Anyway, as I was saying ... the pressure. It seems that by speculating on the ‘literary’ aspects of our trade I was offering some sort of relief from the traditional (and, let’s face it, crucially important), topic of marketing, increasing sales, raising profiles and the rest. I can assure you that, had I been any good at selling, I’d have written about that, but I’m not. So, at least to begin with, I’ll try to fill the role of a specific archetype in this village-like online community.
Villages have vicars, pub landlords, squires and postmistresses, but there’s only one role that includes the word ‘village’ in its title – idiot. However, despite Danny Boyle’s plans for the Olympic opening ceremony, the archetypal rural idyll he references is no longer representative of who and how we are; it’s given way to a middle class urban vision of 4 x 4s and drizzled Balsamic vinegar. Political correctness has also insisted that you can only say ‘idiot’ if it’s followed by ‘savant’. So there’s a need for different archetypes. Which is why (Yes, I know you shouldn’t begin a new sentence with a relative pronoun), I’m proposing myself not necessarily as its idiot (although some of you may disagree) but as its ‘village pretentious git’.
So much for my function. Now to the substance of this blog. (And yes, I also know that neither of those is a true sentence, but I’m a writer – in fact, in the words of my granddaughter, ‘a grate riter’ – so I can do what I like with words.)
Words define us, our own but also other people’s. When asked to put modesty aside and describe ourselves, we may opt for ‘generous’, ‘sensitive’, ‘kind’, ‘understanding’, ‘intelligent’ and many other words which will cause people to want to have our babies. But if someone else decides we’re ‘thick’, ‘obnoxious’, ‘selfish’, ‘vulgar’ or ascribes other, similar qualities to us, the door to obstetrics will remain closed. Be warned, we’re dealing with existentialism here, where ‘Hell is other people’.

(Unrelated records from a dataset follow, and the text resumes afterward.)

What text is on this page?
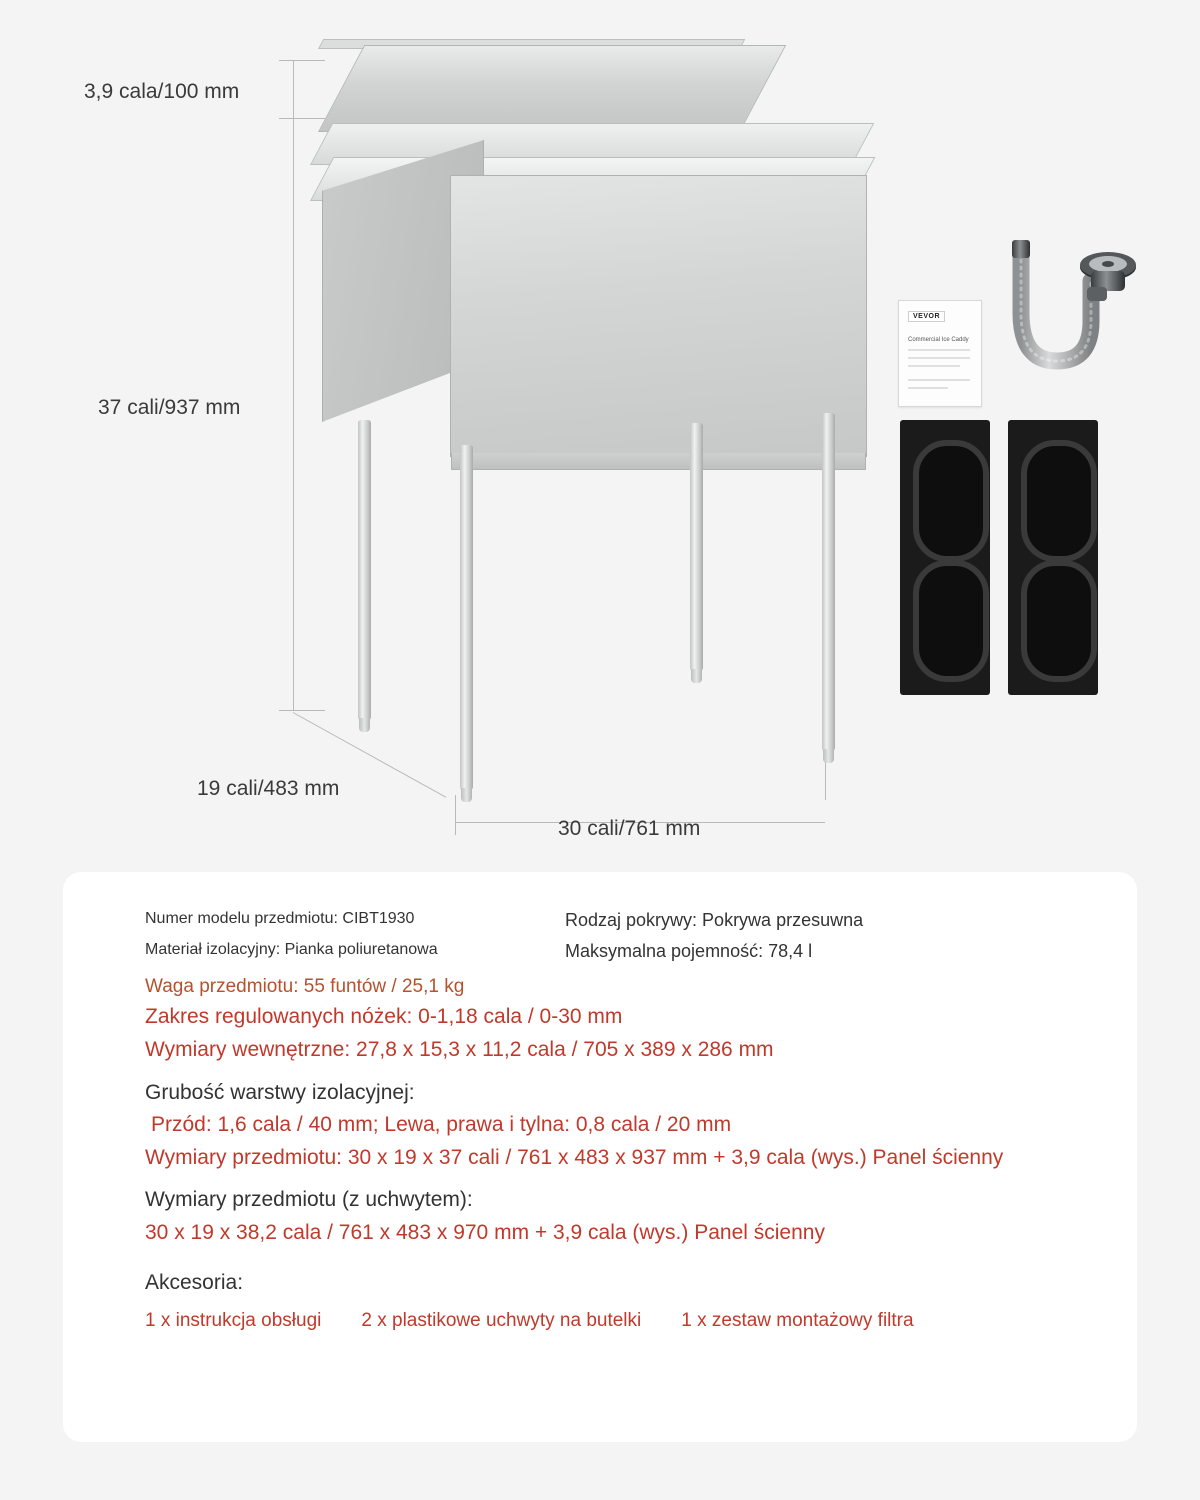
3,9 cala/100 mm
37 cali/937 mm
19 cali/483 mm
30 cali/761 mm
VEVOR
Commercial Ice Caddy
Numer modelu przedmiotu: CIBT1930	Rodzaj pokrywy: Pokrywa przesuwna
Materiał izolacyjny: Pianka poliuretanowa	Maksymalna pojemność: 78,4 l
Waga przedmiotu: 55 funtów / 25,1 kg
Zakres regulowanych nóżek: 0-1,18 cala / 0-30 mm
Wymiary wewnętrzne: 27,8 x 15,3 x 11,2 cala / 705 x 389 x 286 mm
Grubość warstwy izolacyjnej:
Przód: 1,6 cala / 40 mm; Lewa, prawa i tylna: 0,8 cala / 20 mm
Wymiary przedmiotu: 30 x 19 x 37 cali / 761 x 483 x 937 mm + 3,9 cala (wys.) Panel ścienny
Wymiary przedmiotu (z uchwytem):
30 x 19 x 38,2 cala / 761 x 483 x 970 mm + 3,9 cala (wys.) Panel ścienny
Akcesoria:
1 x instrukcja obsługi 2 x plastikowe uchwyty na butelki 1 x zestaw montażowy filtra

You may think it unlikely that there could be such a disparity between opinions but try this: in a corridor, you see a young, sharply-dressed man taking great care combing his hair, teasing it into peaks or whatever people with hair do to it. What’s your snap judgement on him? Probably along the lines of ‘vain’, ‘fancies himself’, ‘wanker’. Then you see the notice on the door outside which he’s standing: ‘Interviews 2.30’. Is he still a wanker? Or is he perhaps desperate to get the job because he has a young family to support? The thing is that actions, such as hair combing, don’t ‘mean’ anything in themselves, but we base our judgements on them and those judgements, once articulated, become ‘truths’.

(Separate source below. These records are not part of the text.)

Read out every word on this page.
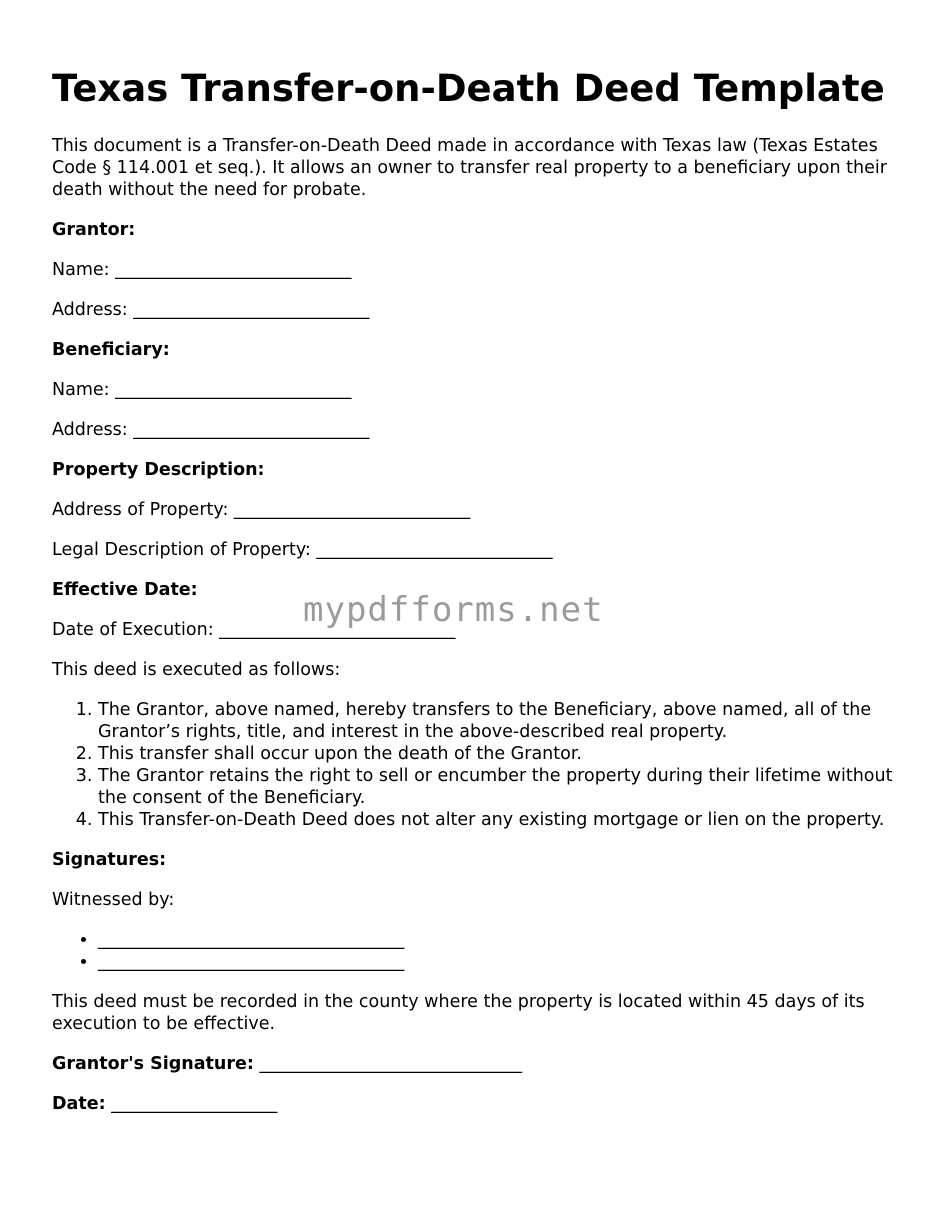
Texas Transfer-on-Death Deed Template

This document is a Transfer-on-Death Deed made in accordance with Texas law (Texas Estates Code § 114.001 et seq.). It allows an owner to transfer real property to a beneficiary upon their death without the need for probate.

Grantor:

Name: ___________________________

Address: ___________________________

Beneficiary:

Name: ___________________________

Address: ___________________________

Property Description:

Address of Property: ___________________________

Legal Description of Property: ___________________________

Effective Date:

Date of Execution: ___________________________

This deed is executed as follows:

1. The Grantor, above named, hereby transfers to the Beneficiary, above named, all of the Grantor’s rights, title, and interest in the above-described real property.
2. This transfer shall occur upon the death of the Grantor.
3. The Grantor retains the right to sell or encumber the property during their lifetime without the consent of the Beneficiary.
4. This Transfer-on-Death Deed does not alter any existing mortgage or lien on the property.

Signatures:

Witnessed by:

• ___________________________________
• ___________________________________

This deed must be recorded in the county where the property is located within 45 days of its execution to be effective.

Grantor's Signature: ______________________________

Date: ___________________

mypdfforms.net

With that in mind, consider our divine powers as writers. We live, like everyone else, in a precarious reality where meanings can be ascribed on a whim or a misinterpretation of actions. Uncertainty and frustrations are the norms. But in our books, we manipulate the words and the actions to direct readers towards particular, preferred judgements. I know it’s still possible for them to decide that our shining hero is and always will be a wanker, but it’s harder and it’s probably motivated by things in their own psyches over which we can’t have any control. But we do more than that. Most books resolve issues, tie up loose ends, have satisfactory denouements – all of which suggests that, unlike the ‘real’ ‘reality’, the reality of the book does have substance, structure, even meaning. In other words, it’s a much better, or at least more comfortable reality.
So we live in these two worlds. There’s the uncertain, unpredictable, chaotic everyday one where we have no idea why X said so-and-so, Y did this or that or our carefully nurtured retirement annuity becomes available the day after we’ve been run over by a bus. And then there’s the world of our books, where we know exactly who the people are, what they’ll do, why they’ll do it, how they’ll react and, overall, feel a sense of completeness and certainty about the finished article. Life is accidental; books are deliberate.

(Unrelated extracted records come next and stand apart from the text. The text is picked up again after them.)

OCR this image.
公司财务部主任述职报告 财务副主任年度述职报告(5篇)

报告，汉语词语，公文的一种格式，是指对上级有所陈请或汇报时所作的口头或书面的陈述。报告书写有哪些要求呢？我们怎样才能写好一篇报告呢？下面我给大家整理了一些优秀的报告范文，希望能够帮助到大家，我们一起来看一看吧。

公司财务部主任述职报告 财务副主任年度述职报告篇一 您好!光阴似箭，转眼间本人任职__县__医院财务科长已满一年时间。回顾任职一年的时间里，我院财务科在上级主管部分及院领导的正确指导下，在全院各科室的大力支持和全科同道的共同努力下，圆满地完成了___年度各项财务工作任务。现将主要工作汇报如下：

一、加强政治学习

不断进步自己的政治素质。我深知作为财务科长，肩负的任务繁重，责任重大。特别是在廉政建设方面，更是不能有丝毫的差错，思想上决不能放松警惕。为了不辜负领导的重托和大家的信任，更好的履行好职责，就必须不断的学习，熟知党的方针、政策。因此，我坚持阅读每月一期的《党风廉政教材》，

And it’s all thanks to words. The musician Vangelis said that ‘music should continue emotions where words finish’ and I think that confirms rather than contradicts what I’m about to say because, without wishing to imply that literature has any superiority over the other arts, the definiteness of words does make its images and effects more precise. Musicians, painters, dancers and most other non-verbal artists can move us, create moods, transport us into other ways of feeling and thinking, but I’m not sure that, without access to the word, they could convey exactly what a writer achieves simply by calling someone a coward. They can depict cowardice, flight, fear, and an amalgam of them all, but the blatant ‘Freddie was a coward’ is explicit, non-negotiable.
So, it’s another argument for choosing our words with care and, as a postscript, it’s one I offer to all those who preface FaceBook and Twitter comments with ‘Check this out …’, ‘Check out my …’, ‘Another five star review …’, ‘Hey guys …’, ‘My new novel is now …’
You’re writers, be more imaginative, expand your vocabulary. Words-R-Us. Use them. Respect them.